Rui Batalha

Personal information
- Full name: Rui Pedro Reis Batalha
- Date of birth: 29 June 1996 (age 30)
- Place of birth: Santo Isidoro, Mafra, Portugal
- Height: 1.69 m (5 ft 7 in)
- Position: Winger

Team information
- Current team: Lusitano de Évora
- Number: 7

Youth career
- 2005–2009: Sporting
- 2009–2011: Mafra
- 2011–2012: Sintrense
- 2012–2014: Sacavenense
- 2014–2015: Gil Vicente

Senior career*
- Years: Team / Apps / (Gls)
- 2014: Sacavenense / 1 / (0)
- 2015: Gil Vicente / 0 / (0)
- 2015–2016: Malveira / 22 / (5)
- 2016–2017: Loures / 31 / (15)
- 2017–2019: Torreense / 45 / (8)
- 2019–2021: Real / 15 / (10)
- 2021: Olímpico Montijo / 9 / (2)
- 2021–2022: Cova da Piedade / 17 / (4)
- 2022: Belenenses / 10 / (2)
- 2022–2023: Oliveira Hospital / 28 / (13)
- 2023–2024: Alverca / 9 / (1)
- 2024: → 1º Dezembro (loan) / 10 / (1)
- 2024–2025: 1º Dezembro / 26 / (7)
- 2025: Jenis / 11 / (1)
- 2026: Šiauliai / 14 / (2)
- 2026–: Lusitano de Évora / 5 / (1)

= Rui Batalha =

Portuguese footballer

Rui Pedro Reis Batalha (born 29 June 1996) is a Portuguese professional footballer who plays as a winger for Liga 3 club Lusitano de Évora.

==Career==
On 21 January 2015, Batalha made his professional debut with Gil Vicente in a 2014–15 Taça da Liga match against Marítimo.

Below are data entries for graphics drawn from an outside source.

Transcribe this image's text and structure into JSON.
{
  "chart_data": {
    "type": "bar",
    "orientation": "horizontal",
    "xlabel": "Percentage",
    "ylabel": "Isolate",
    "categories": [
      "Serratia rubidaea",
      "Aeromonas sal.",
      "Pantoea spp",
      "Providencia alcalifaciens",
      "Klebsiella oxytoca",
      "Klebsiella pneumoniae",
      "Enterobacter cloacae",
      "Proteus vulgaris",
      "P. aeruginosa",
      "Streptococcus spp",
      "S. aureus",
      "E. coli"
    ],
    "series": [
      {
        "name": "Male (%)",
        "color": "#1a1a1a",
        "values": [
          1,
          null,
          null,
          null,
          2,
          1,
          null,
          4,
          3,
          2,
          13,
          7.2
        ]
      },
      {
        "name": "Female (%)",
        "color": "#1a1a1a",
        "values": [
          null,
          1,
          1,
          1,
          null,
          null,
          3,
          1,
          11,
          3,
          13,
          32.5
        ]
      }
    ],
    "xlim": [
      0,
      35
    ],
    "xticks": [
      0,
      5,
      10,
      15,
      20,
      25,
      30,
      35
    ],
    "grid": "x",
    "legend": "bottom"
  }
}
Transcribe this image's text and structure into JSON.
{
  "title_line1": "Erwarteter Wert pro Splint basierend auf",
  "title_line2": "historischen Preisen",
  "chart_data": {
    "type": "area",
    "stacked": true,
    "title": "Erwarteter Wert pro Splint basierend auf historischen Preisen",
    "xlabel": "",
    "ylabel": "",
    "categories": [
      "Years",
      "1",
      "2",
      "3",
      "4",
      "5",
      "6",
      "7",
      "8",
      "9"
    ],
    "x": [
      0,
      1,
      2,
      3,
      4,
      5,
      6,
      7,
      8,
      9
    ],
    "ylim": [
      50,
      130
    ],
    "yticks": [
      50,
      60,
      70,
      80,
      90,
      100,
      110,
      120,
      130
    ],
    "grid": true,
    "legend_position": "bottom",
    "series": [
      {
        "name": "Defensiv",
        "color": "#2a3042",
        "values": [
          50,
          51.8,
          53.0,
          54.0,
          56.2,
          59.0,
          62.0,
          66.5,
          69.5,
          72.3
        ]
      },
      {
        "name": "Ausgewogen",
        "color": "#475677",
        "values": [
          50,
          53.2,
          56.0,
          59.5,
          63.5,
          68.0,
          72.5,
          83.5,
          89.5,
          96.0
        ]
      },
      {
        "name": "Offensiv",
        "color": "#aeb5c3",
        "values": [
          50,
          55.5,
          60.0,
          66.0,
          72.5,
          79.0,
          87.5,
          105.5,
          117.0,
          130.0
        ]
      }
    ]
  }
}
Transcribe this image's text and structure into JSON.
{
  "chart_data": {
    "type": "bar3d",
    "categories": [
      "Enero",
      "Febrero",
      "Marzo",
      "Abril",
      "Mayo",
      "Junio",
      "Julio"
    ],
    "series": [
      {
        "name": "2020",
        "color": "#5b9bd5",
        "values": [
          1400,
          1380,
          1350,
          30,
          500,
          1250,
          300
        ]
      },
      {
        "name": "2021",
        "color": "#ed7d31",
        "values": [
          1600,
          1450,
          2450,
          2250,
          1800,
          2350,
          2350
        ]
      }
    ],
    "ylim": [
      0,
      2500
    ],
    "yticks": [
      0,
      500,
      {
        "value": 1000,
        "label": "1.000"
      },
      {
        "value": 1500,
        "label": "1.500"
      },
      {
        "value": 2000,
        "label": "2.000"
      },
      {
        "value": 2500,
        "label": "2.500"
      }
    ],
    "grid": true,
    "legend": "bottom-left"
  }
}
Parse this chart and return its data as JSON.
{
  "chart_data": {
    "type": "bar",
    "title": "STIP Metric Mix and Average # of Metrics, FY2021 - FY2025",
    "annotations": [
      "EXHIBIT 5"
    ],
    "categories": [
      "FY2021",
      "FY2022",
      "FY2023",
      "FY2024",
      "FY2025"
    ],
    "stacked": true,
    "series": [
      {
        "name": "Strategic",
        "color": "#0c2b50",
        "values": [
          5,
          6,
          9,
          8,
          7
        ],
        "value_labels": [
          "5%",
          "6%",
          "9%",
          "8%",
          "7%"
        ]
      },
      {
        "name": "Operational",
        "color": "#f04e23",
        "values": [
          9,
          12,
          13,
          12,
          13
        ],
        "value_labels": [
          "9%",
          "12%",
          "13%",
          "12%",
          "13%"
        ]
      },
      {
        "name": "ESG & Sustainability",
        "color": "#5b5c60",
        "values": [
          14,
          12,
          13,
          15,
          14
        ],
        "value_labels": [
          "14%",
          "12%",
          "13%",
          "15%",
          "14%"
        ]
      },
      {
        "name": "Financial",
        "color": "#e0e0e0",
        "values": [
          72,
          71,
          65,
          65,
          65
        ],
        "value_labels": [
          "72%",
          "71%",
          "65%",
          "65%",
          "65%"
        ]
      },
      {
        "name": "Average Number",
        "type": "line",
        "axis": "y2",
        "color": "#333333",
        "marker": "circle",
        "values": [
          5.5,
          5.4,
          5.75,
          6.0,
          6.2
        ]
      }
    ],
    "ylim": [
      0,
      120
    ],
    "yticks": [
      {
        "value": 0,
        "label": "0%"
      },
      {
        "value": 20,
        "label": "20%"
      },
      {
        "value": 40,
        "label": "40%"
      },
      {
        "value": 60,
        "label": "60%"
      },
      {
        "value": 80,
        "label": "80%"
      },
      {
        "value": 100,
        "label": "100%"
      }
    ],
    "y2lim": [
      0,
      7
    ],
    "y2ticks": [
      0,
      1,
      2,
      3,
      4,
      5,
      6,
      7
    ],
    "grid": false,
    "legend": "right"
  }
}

On 16 January 2026, FA Šiauliai announced the signing of Rui Batalha.

On 23 January 2026, he made his debut in TOPLYGA against FK Transinvest.

On 20 April 2026 Rui Batalha scored goal in TOPLYGA against FK Panevėžys.

On 8 June 2026, it was officially announced that Rui Batalha had left FA Šiauliai.